Moments ago we go the answer when Sweden's Riksbank announced it has held an extraordinary monetary policy meeting in which it took the decision required to be able to "instantly intervene on the foreign exchange market if necessary, as a complementary monetary policy measure, to safeguard the rise in inflation."
This is what else it said:
The decision involves the Executive Board entrusting to the Governor, together with the First Deputy Governor, the task of deciding the details with regard to possible interventions.
During 2015, the Riksbank has cut the repo rate to –0.35 per cent, adjusted the repo-rate path downwards and purchased large amounts of government bonds and also announced additional purchases during the first half of 2016. However, since the last monetary policy meeting in mid-December, the Swedish krona has appreciated against most other currencies.
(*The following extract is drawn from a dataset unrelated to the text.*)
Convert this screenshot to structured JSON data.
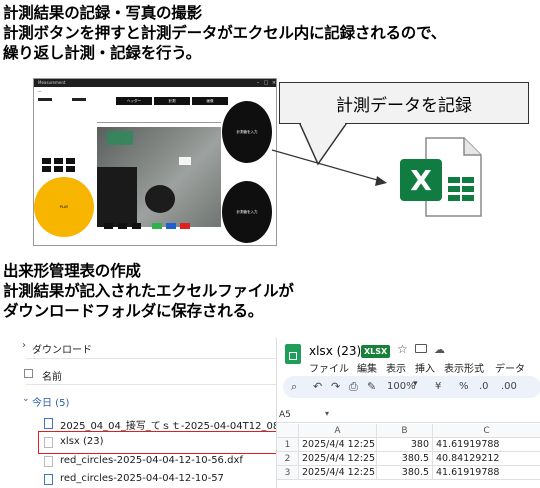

If this develop-ment were to continue, it could jeopardise the ongoing upturn in inflation.
The Riksbank has no target for the exchange rate, but the krona's value in relation to other currencies is an important factor in the inflation forecast. Inflation is rising but has been under the target of 2 per cent for a relatively long period of time. To safeguard the role of the inflation target as benchmark in price-setting and wage formation, it is therefore important that inflation continues to rise.
The Riksbank still maintains a high level of preparedness to take other monetary policy measures in addition to the currency interventions if this is necessary for inflation to stabilise around 2 per cent. The repo rate could be cut further, the securities purchases could be extended and the Riksbank could lend money to companies via the banks.
Deputy Governor Martin Flodén entered a reservation against the decision. He thought it appropriate to wait before implementing any further monetary policy stimulation and did not consider currency interventions to be a suitable tool to make monetary policy more expansionary in the current situation.
And now, we sit back and wait for some of the "real" central banks to follow suit because this aggression against manipulated asset prices will surely not stand.